MCubed is a two-year seed-funding program designed to empower interdisciplinary teams of University of Michigan faculty to pursue new initiatives with major societal impact. The program minimizes the time between idea conception and successful research results by providing immediate startup funds for novel, high-risk and transformative research projects.
Below are Kinesiology researchers who have received funding through this initiative:
Peter Bodary Ph.D., assistant professor in Movement Science, is collaborating on Prevention of vascular complications in sickle cell disease with Andrew Campbell and Dan Eitzman. "The goal of this project is to determine why vascular complications such as stroke and pulmonary hypertension occur in patients with sickle cell disease. Once this is clarified, therapeutic interventions will be tested to prevent these complications."
Katarina Borer Ph.D., professor in Movement Science, is working with Maureen Devlin and Karl Jepsen on Bone, Exercise and Energy. "The goal of this project is to study the plasticity of the skeleton to perturbations in voluntary exercise and diet (energy input)."
Scott McLean Ph.D., assistant professor in Movement Science, is working with Ellen Arruda and Asheesh Bedi onUnderstanding ACL Strain Patterns. "Understanding the strains in knee ligaments before and after surgery is critical to help prevent these common and debilitating injuries".
Kathryn Heinze Ph.D., assistant professor in Sport Management, received funding for Emergence of locally-owned food business in Detroit. Her collaborators include Sarah Soderstrom Wayne Baker. "This MCubed project focuses on the emergence of locally-owned food businesses in Detroit, as well as their connection to urban farming activities, city revitalization, and community wellness. We will study the juxtaposition of collaboration and capitalism and the roles of support networks and resource-sharing in effectively building this local-food movement."

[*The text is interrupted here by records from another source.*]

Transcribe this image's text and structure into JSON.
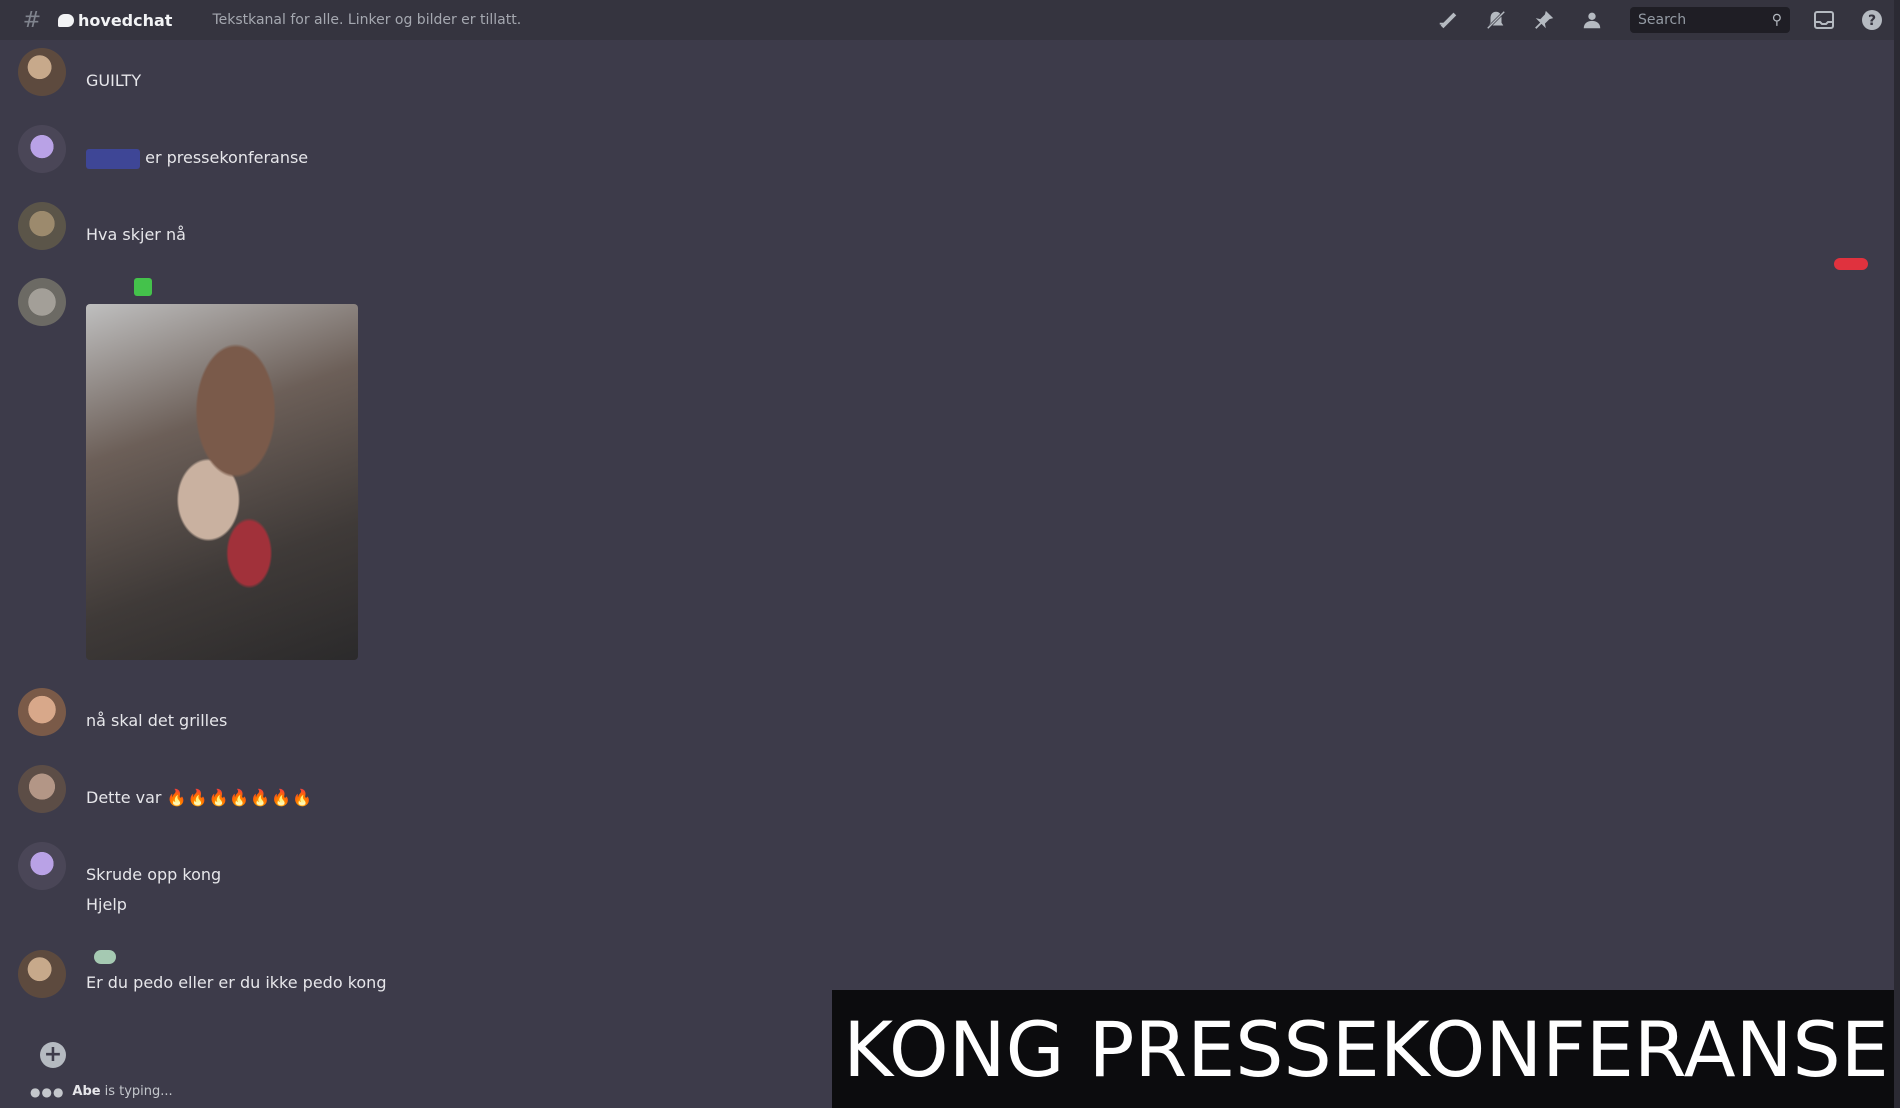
{
  "header": {
    "channel_icon": "hash-icon",
    "channel_name": "hovedchat",
    "topic": "Tekstkanal for alle. Linker og bilder er tillatt.",
    "search_placeholder": "Search",
    "icons": [
      "threads-icon",
      "mute-icon",
      "pin-icon",
      "members-icon",
      "inbox-icon",
      "help-icon"
    ]
  },
  "messages": [
    {
      "author": "",
      "timestamp": "",
      "lines": [
        "GUILTY"
      ]
    },
    {
      "author": "",
      "timestamp": "",
      "mention": "",
      "lines": [
        "er pressekonferanse"
      ]
    },
    {
      "author": "",
      "timestamp": "",
      "lines": [
        "Hva skjer nå"
      ]
    },
    {
      "author": "",
      "timestamp": "",
      "has_image": true
    },
    {
      "author": "",
      "timestamp": "",
      "lines": [
        "nå skal det grilles"
      ]
    },
    {
      "author": "",
      "timestamp": "",
      "lines": [
        "Dette var",
        "🔥🔥🔥🔥🔥🔥🔥"
      ]
    },
    {
      "author": "",
      "timestamp": "",
      "lines": [
        "Skrude opp kong",
        "Hjelp"
      ]
    },
    {
      "author": "",
      "timestamp": "",
      "lines": [
        "Er du pedo eller er du ikke pedo kong"
      ]
    }
  ],
  "composer": {
    "placeholder": ""
  },
  "typing": {
    "user": "Abe",
    "suffix": "is typing..."
  },
  "caption": "KONG PRESSEKONFERANSE",
  "colors": {
    "background": "#3d3b4a",
    "header": "#35343f",
    "mention": "#3e4696",
    "unread": "#e0323e"
  }
}
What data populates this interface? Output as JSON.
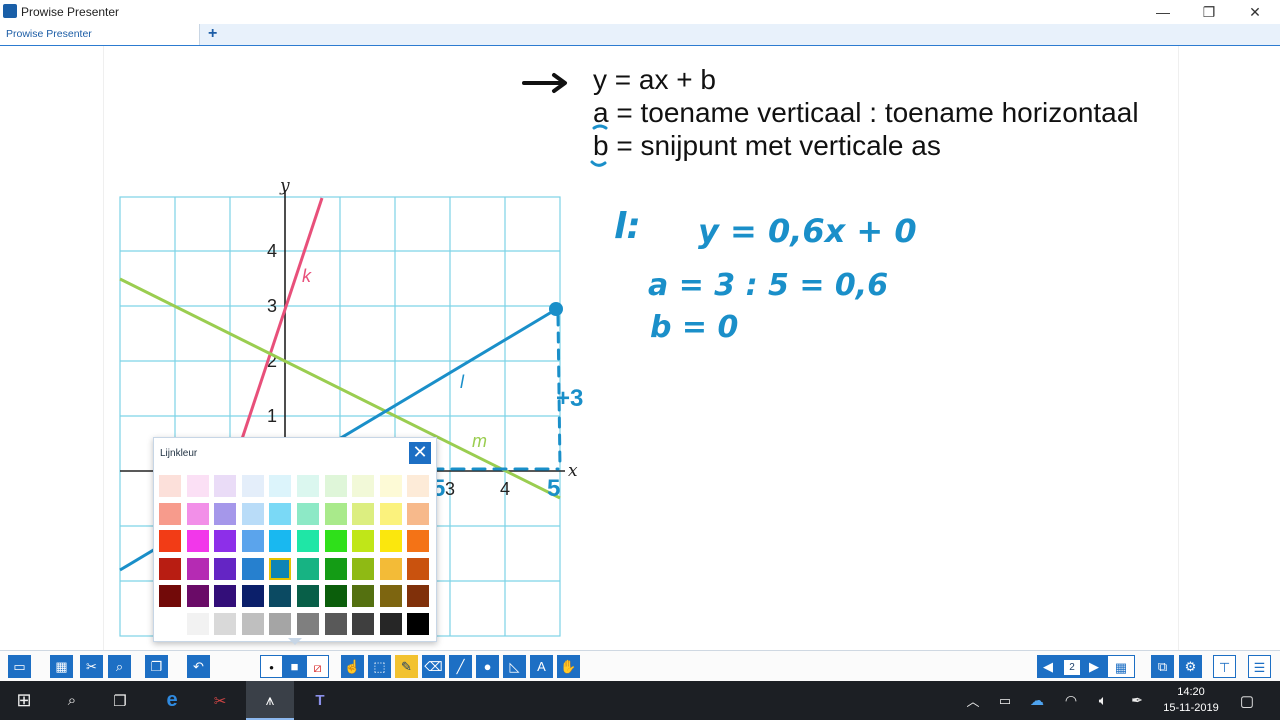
{
  "window": {
    "app_title": "Prowise Presenter",
    "tab_label": "Prowise Presenter",
    "add_tab": "+",
    "minimize": "—",
    "restore": "❐",
    "close": "✕"
  },
  "slide": {
    "formula_lines": [
      "y = ax + b",
      "a = toename verticaal : toename horizontaal",
      "b = snijpunt met verticale as"
    ],
    "graph": {
      "x_label": "x",
      "y_label": "y",
      "x_ticks": [
        "3",
        "4"
      ],
      "y_ticks": [
        "1",
        "2",
        "3",
        "4"
      ],
      "line_labels": [
        "k",
        "l",
        "m"
      ],
      "line_colors": {
        "k": "#e8507a",
        "l": "#1a8fc9",
        "m": "#9acd50"
      },
      "grid_color": "#7dd3e6"
    },
    "handwriting": {
      "line_name": "l:",
      "equation": "y = 0,6x + 0",
      "a_calc": "a = 3 : 5 = 0,6",
      "b_value": "b = 0",
      "rise": "+3",
      "run": "5",
      "ink_color": "#1a8fc9"
    }
  },
  "color_panel": {
    "title": "Lijnkleur",
    "close": "✕",
    "selected": {
      "row": 3,
      "col": 4
    },
    "rows": [
      [
        "#fce0da",
        "#fbe0f5",
        "#eadcf7",
        "#e4eefa",
        "#dcf4fb",
        "#dbf7ef",
        "#dff6d9",
        "#f2f9d8",
        "#fdfad6",
        "#fdebd8"
      ],
      [
        "#f79b8c",
        "#f28fe8",
        "#a597ea",
        "#b9dcf8",
        "#7ad9f6",
        "#8de9c6",
        "#a9ea8b",
        "#dcee80",
        "#fbf27d",
        "#f7b98b"
      ],
      [
        "#f23c16",
        "#f237ea",
        "#8d2fe9",
        "#5ba4ec",
        "#19b8f0",
        "#1fe6a6",
        "#2fe01a",
        "#c0e618",
        "#fbe70d",
        "#f47316"
      ],
      [
        "#b81d12",
        "#b52bb3",
        "#6425c4",
        "#2680cf",
        "#0e84b5",
        "#17b383",
        "#149c15",
        "#8fba14",
        "#f3bb37",
        "#c9520e"
      ],
      [
        "#720a09",
        "#6a0b67",
        "#330e79",
        "#0b1f6a",
        "#0b4a62",
        "#085f48",
        "#0b5e0b",
        "#547010",
        "#7d6510",
        "#80300a"
      ],
      [
        "#ffffff",
        "#f2f2f2",
        "#d9d9d9",
        "#bfbfbf",
        "#a5a5a5",
        "#7f7f7f",
        "#595959",
        "#3f3f3f",
        "#262626",
        "#000000"
      ]
    ]
  },
  "toolbar": {
    "page_number": "2",
    "icons": [
      "folder-icon",
      "images-icon",
      "tools-icon",
      "search-icon",
      "pages-icon",
      "undo-icon",
      "dot-size-small-icon",
      "dot-size-large-icon",
      "no-fill-icon",
      "pointer-icon",
      "select-icon",
      "highlighter-icon",
      "eraser-icon",
      "line-icon",
      "circle-icon",
      "ruler-icon",
      "text-icon",
      "hand-icon",
      "prev-page-icon",
      "next-page-icon",
      "grid-view-icon",
      "network-icon",
      "settings-icon",
      "presentation-icon",
      "menu-icon"
    ]
  },
  "taskbar": {
    "time": "14:20",
    "date": "15-11-2019"
  }
}
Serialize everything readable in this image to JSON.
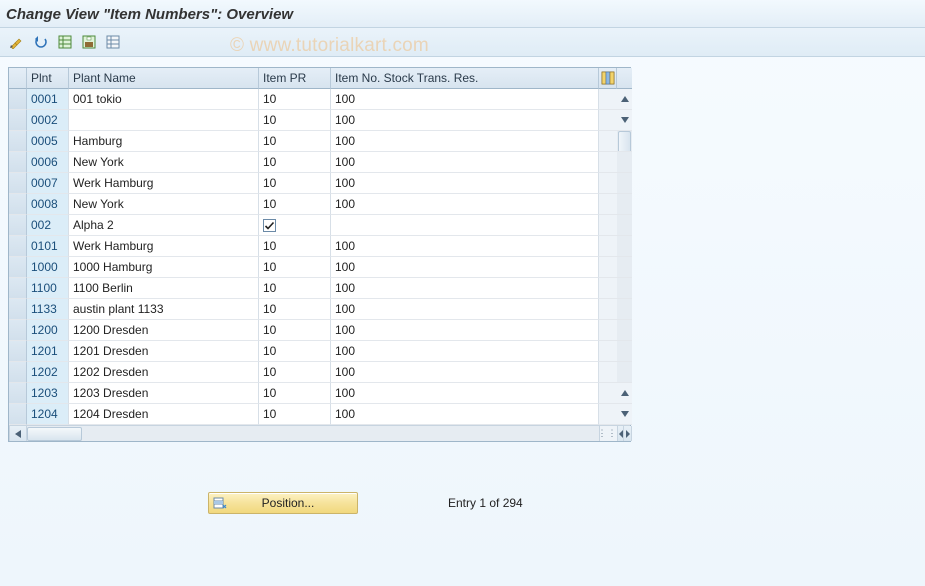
{
  "title": "Change View \"Item Numbers\": Overview",
  "watermark": "© www.tutorialkart.com",
  "toolbar": {
    "btn1_title": "Change",
    "btn2_title": "Undo",
    "btn3_title": "Select All",
    "btn4_title": "Save",
    "btn5_title": "Deselect All"
  },
  "columns": {
    "sel": "",
    "plnt": "Plnt",
    "plant_name": "Plant Name",
    "item_pr": "Item PR",
    "item_no_stock": "Item No. Stock Trans. Res."
  },
  "rows": [
    {
      "plnt": "0001",
      "name": "001 tokio",
      "pr": "10",
      "stock": "100",
      "check": false
    },
    {
      "plnt": "0002",
      "name": "",
      "pr": "10",
      "stock": "100",
      "check": false
    },
    {
      "plnt": "0005",
      "name": "Hamburg",
      "pr": "10",
      "stock": "100",
      "check": false
    },
    {
      "plnt": "0006",
      "name": "New York",
      "pr": "10",
      "stock": "100",
      "check": false
    },
    {
      "plnt": "0007",
      "name": "Werk Hamburg",
      "pr": "10",
      "stock": "100",
      "check": false
    },
    {
      "plnt": "0008",
      "name": "New York",
      "pr": "10",
      "stock": "100",
      "check": false
    },
    {
      "plnt": "002",
      "name": "Alpha 2",
      "pr": "",
      "stock": "",
      "check": true
    },
    {
      "plnt": "0101",
      "name": "Werk Hamburg",
      "pr": "10",
      "stock": "100",
      "check": false
    },
    {
      "plnt": "1000",
      "name": "1000 Hamburg",
      "pr": "10",
      "stock": "100",
      "check": false
    },
    {
      "plnt": "1100",
      "name": "1100 Berlin",
      "pr": "10",
      "stock": "100",
      "check": false
    },
    {
      "plnt": "1133",
      "name": "austin plant 1133",
      "pr": "10",
      "stock": "100",
      "check": false
    },
    {
      "plnt": "1200",
      "name": "1200 Dresden",
      "pr": "10",
      "stock": "100",
      "check": false
    },
    {
      "plnt": "1201",
      "name": "1201 Dresden",
      "pr": "10",
      "stock": "100",
      "check": false
    },
    {
      "plnt": "1202",
      "name": "1202 Dresden",
      "pr": "10",
      "stock": "100",
      "check": false
    },
    {
      "plnt": "1203",
      "name": "1203 Dresden",
      "pr": "10",
      "stock": "100",
      "check": false
    },
    {
      "plnt": "1204",
      "name": "1204 Dresden",
      "pr": "10",
      "stock": "100",
      "check": false
    }
  ],
  "footer": {
    "position_label": "Position...",
    "entry_text": "Entry 1 of 294"
  }
}
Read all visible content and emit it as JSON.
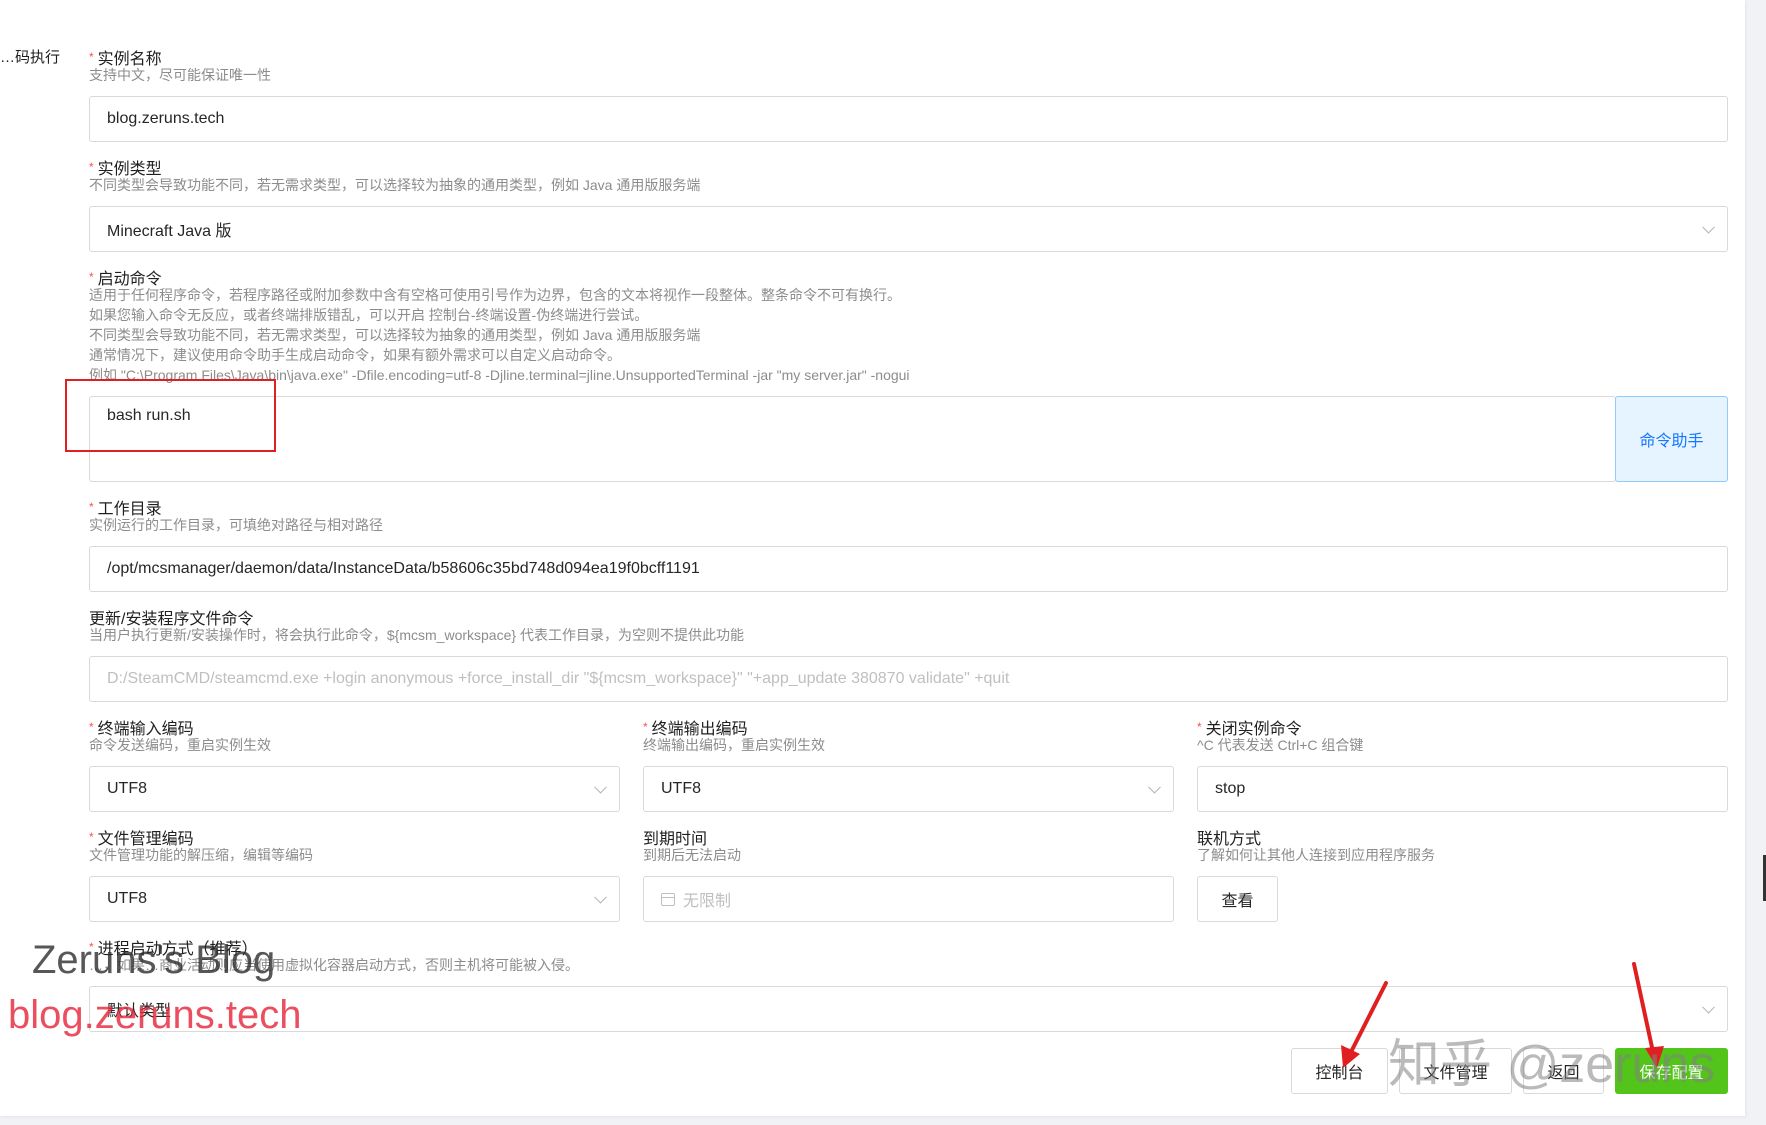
{
  "sidebar": {
    "partial_label": "…码执行"
  },
  "form": {
    "instance_name": {
      "label": "实例名称",
      "help": "支持中文，尽可能保证唯一性",
      "value": "blog.zeruns.tech"
    },
    "instance_type": {
      "label": "实例类型",
      "help": "不同类型会导致功能不同，若无需求类型，可以选择较为抽象的通用类型，例如 Java 通用版服务端",
      "value": "Minecraft Java 版"
    },
    "start_command": {
      "label": "启动命令",
      "help_lines": [
        "适用于任何程序命令，若程序路径或附加参数中含有空格可使用引号作为边界，包含的文本将视作一段整体。整条命令不可有换行。",
        "如果您输入命令无反应，或者终端排版错乱，可以开启 控制台-终端设置-伪终端进行尝试。",
        "不同类型会导致功能不同，若无需求类型，可以选择较为抽象的通用类型，例如 Java 通用版服务端",
        "通常情况下，建议使用命令助手生成启动命令，如果有额外需求可以自定义启动命令。",
        "例如 \"C:\\Program Files\\Java\\bin\\java.exe\" -Dfile.encoding=utf-8 -Djline.terminal=jline.UnsupportedTerminal -jar \"my server.jar\" -nogui"
      ],
      "value": "bash run.sh",
      "assist_button": "命令助手"
    },
    "work_dir": {
      "label": "工作目录",
      "help": "实例运行的工作目录，可填绝对路径与相对路径",
      "value": "/opt/mcsmanager/daemon/data/InstanceData/b58606c35bd748d094ea19f0bcff1191"
    },
    "update_command": {
      "label": "更新/安装程序文件命令",
      "help": "当用户执行更新/安装操作时，将会执行此命令，${mcsm_workspace} 代表工作目录，为空则不提供此功能",
      "placeholder": "D:/SteamCMD/steamcmd.exe +login anonymous +force_install_dir \"${mcsm_workspace}\" \"+app_update 380870 validate\" +quit"
    },
    "input_encoding": {
      "label": "终端输入编码",
      "help": "命令发送编码，重启实例生效",
      "value": "UTF8"
    },
    "output_encoding": {
      "label": "终端输出编码",
      "help": "终端输出编码，重启实例生效",
      "value": "UTF8"
    },
    "stop_command": {
      "label": "关闭实例命令",
      "help": "^C 代表发送 Ctrl+C 组合键",
      "value": "stop"
    },
    "file_encoding": {
      "label": "文件管理编码",
      "help": "文件管理功能的解压缩，编辑等编码",
      "value": "UTF8"
    },
    "expire_time": {
      "label": "到期时间",
      "help": "到期后无法启动",
      "placeholder": "无限制"
    },
    "network": {
      "label": "联机方式",
      "help": "了解如何让其他人连接到应用程序服务",
      "button": "查看"
    },
    "process_type": {
      "label": "进程启动方式（推荐）",
      "help": "…，如果…商业活动则应当使用虚拟化容器启动方式，否则主机将可能被入侵。",
      "value": "默认类型"
    }
  },
  "footer": {
    "console": "控制台",
    "file_manage": "文件管理",
    "back": "返回",
    "save": "保存配置"
  },
  "watermarks": {
    "blog_title": "Zeruns's Blog",
    "blog_url": "blog.zeruns.tech",
    "zhihu": "知乎 @zeruns"
  },
  "colors": {
    "required": "#ff4d4f",
    "primary": "#52c41a",
    "assist_bg": "#e6f4ff",
    "assist_text": "#1677ff",
    "annotation": "#e02020"
  }
}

Rachael Seidler Ph.D., associate professor of Movement Science, is working on The Aging Brain: Network Changes and Functional Consequences with Scott Peltier and Patricia Reuter-Lorenz. "We will use cutting edge brain imaging techniques to quantify age differences in network connectivity strength. We will also evaluate how these differences relate to age declines in cognitive, sensory, and motor function."